John Muir, on seeing Mt.Shasta
Groovy…is the first thing that comes to mind. Having an out-of-body experience is not far behind it. We’re sitting at the “Seed of Life” cafe, surrounded by psychedelic posters and aging hippies. I’m reading an advertisement for “priestess training” and have just learned from the long-haired (and well-tattooed) barista that Mt. Shasta is a natural energy vortex. “you’re in the heart of the sacred mountain spirit, man….people have vision quests to come here”. The only thing nagging at my inner sanctuary is that my mocha cost $4.95 and the old hippy by the door is wearing a $100 Patagonia sweatshirt, was typing on an iPad and just got into a Land Rover. Maybe I am having visions?
Despite all the fluff, you can’t help but be impressed by the view. Mt. Shasta takes your breath away, and energy vortex or not, it’s comes darn close to a real-life modern-day spiritual encounter. Úytaahkoo or “White Mountain” sprouts like a giant conical birthday surprise out of the plains and into a soaring 14,179 feet (4,322 m). Driving north up the pine-lined I-5 amongst gently rolling hills you simply don’t expect it, so when you turn the corner and suddenly face the massive snow-capped peak, it really does shift your inner senses. There’s something about this mountain, and it most definitely draws you in.
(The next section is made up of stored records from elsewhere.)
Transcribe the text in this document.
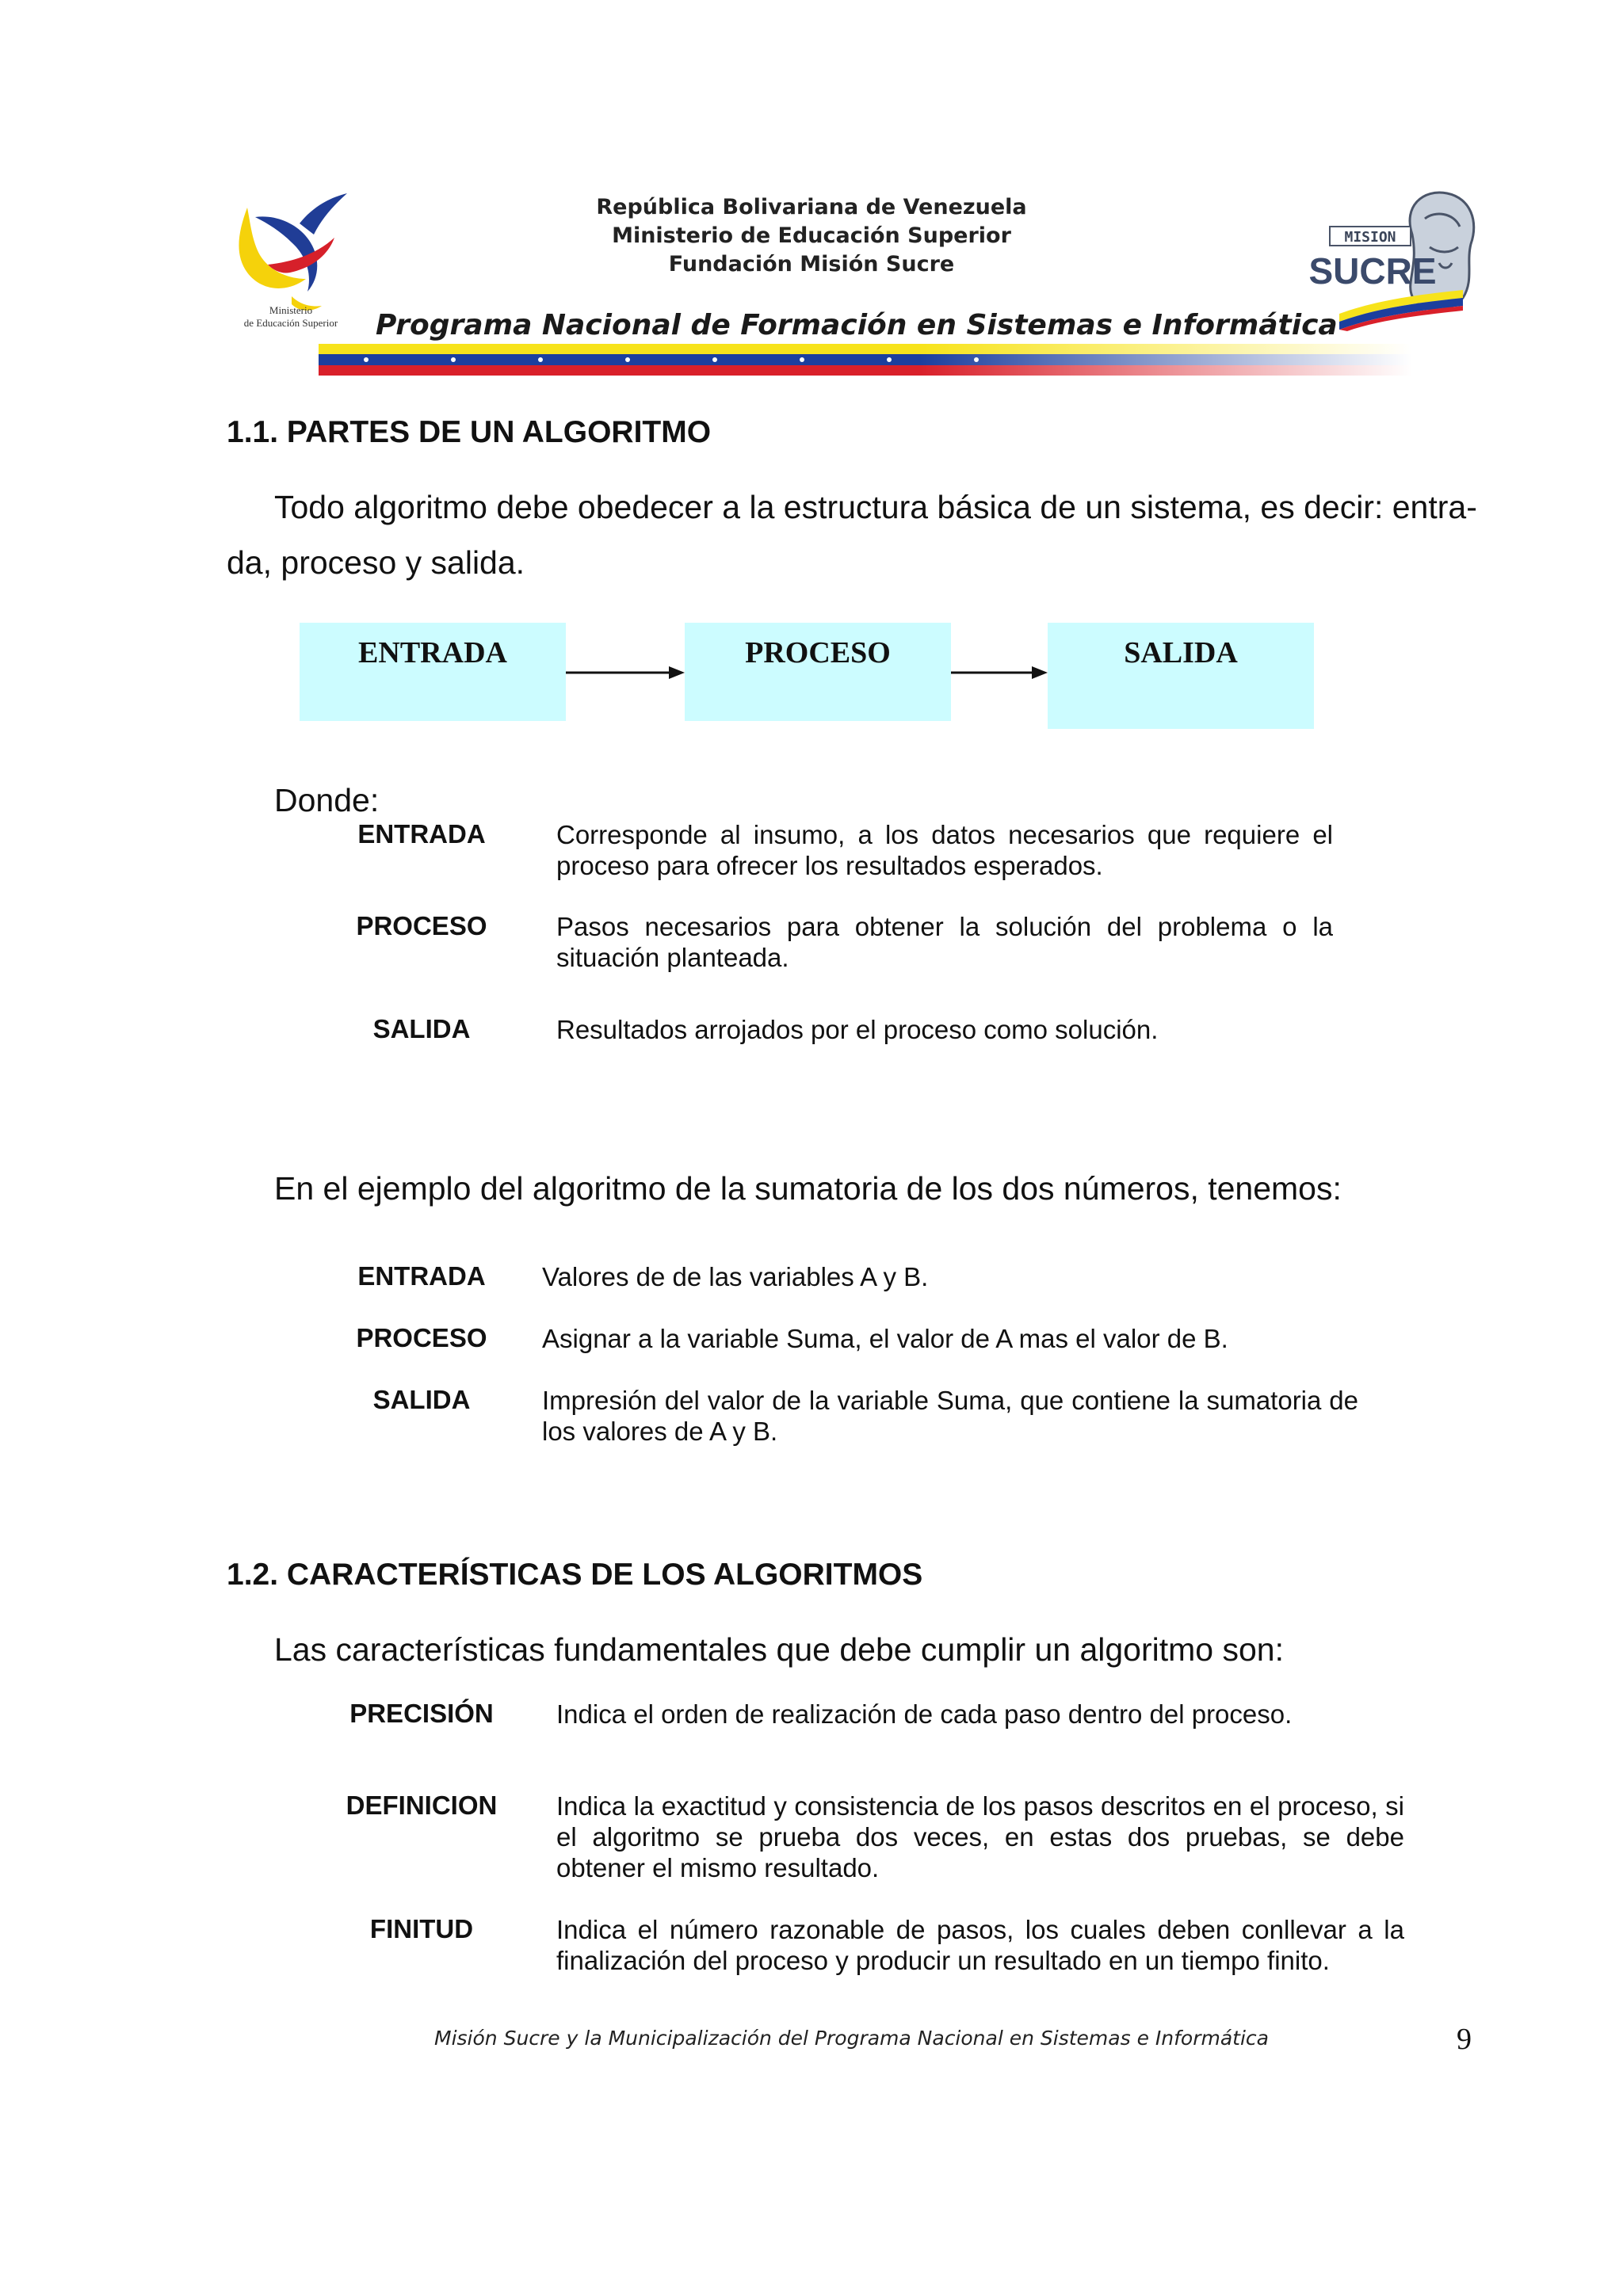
Ministerio
de Educación Superior
República Bolivariana de Venezuela
Ministerio de Educación Superior
Fundación Misión Sucre
MISION
SUCRE
Programa Nacional de Formación en Sistemas e Informática
1.1. PARTES DE UN ALGORITMO
Todo algoritmo debe obedecer a la estructura básica de un sistema, es decir: entra-
da, proceso y salida.
ENTRADA	PROCESO	SALIDA
Donde:
ENTRADA	Corresponde al insumo, a los datos necesarios que requiere el proceso para ofrecer los resultados esperados.
PROCESO	Pasos necesarios para obtener la solución del problema o la situación planteada.
SALIDA	Resultados arrojados por el proceso como solución.
En el ejemplo del algoritmo de la sumatoria de los dos números, tenemos:
ENTRADA	Valores de de las variables A y B.
PROCESO	Asignar a la variable Suma, el valor de A mas el valor de B.
SALIDA	Impresión del valor de la variable Suma, que contiene la sumatoria de los valores de A y B.
1.2. CARACTERÍSTICAS DE LOS ALGORITMOS
Las características fundamentales que debe cumplir un algoritmo son:
PRECISIÓN	Indica el orden de realización de cada paso dentro del proceso.
DEFINICION	Indica la exactitud y consistencia de los pasos descritos en el proceso, si el algoritmo se prueba dos veces, en estas dos pruebas, se debe obtener el mismo resultado.
FINITUD	Indica el número razonable de pasos, los cuales deben conllevar a la finalización del proceso y producir un resultado en un tiempo finito.
Misión Sucre y la Municipalización del Programa Nacional en Sistemas e Informática	9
Mt. Shasta (the town) is a cute mountain town which cultivates the spiritual vibe, but also rocks some money. There are large mansions just outside of town and the local golf course is a pristine 18-hole dream (we actually stopped to hit a few balls on the range…yes, even me…after hours of Golf Channel and hubby persistence I have veeery skeptically applied myself and realized I can actually hit the ball. The full glory of my golf future is yet to be seen however). Downtown has shops, cafes, a good organic food market and no end of offerings to get in touch with your inner self.
But the real draw to all this is the mountain…and the surrounding nature. Much of the mountain is protected Wilderness (which sadly means no dogs), but you can drive to admire the summit base-camp with pooch (Sand Flat/Bunny Flat) and you can go hike with doggie just about anywhere outside the main peak. We chose a super-scenic 2.2 mile route from Castle Lake to Heart Lake which not only offers two gorgeous mountain lakes, but also stunning views of Mt.Shasta and rolling blankets of low-lying snow (at least this time of year).
The latter drives Polly absolutely bananas giving her the snow “crazy runs” and us the benefit of a very tired doggie after the hike. Oh, and I have it on good authority from a local shaman that this happens to be an old indian hike which is (of course) a spiritual cleanser. So not only do your outer limbs get a work-out, but your inner being does too.
It’s simply the way of the mountain out here. I can’t tell you if the vortex took me in or my blood turned to wine, but I most definitely felt lifted. Groovy, baby.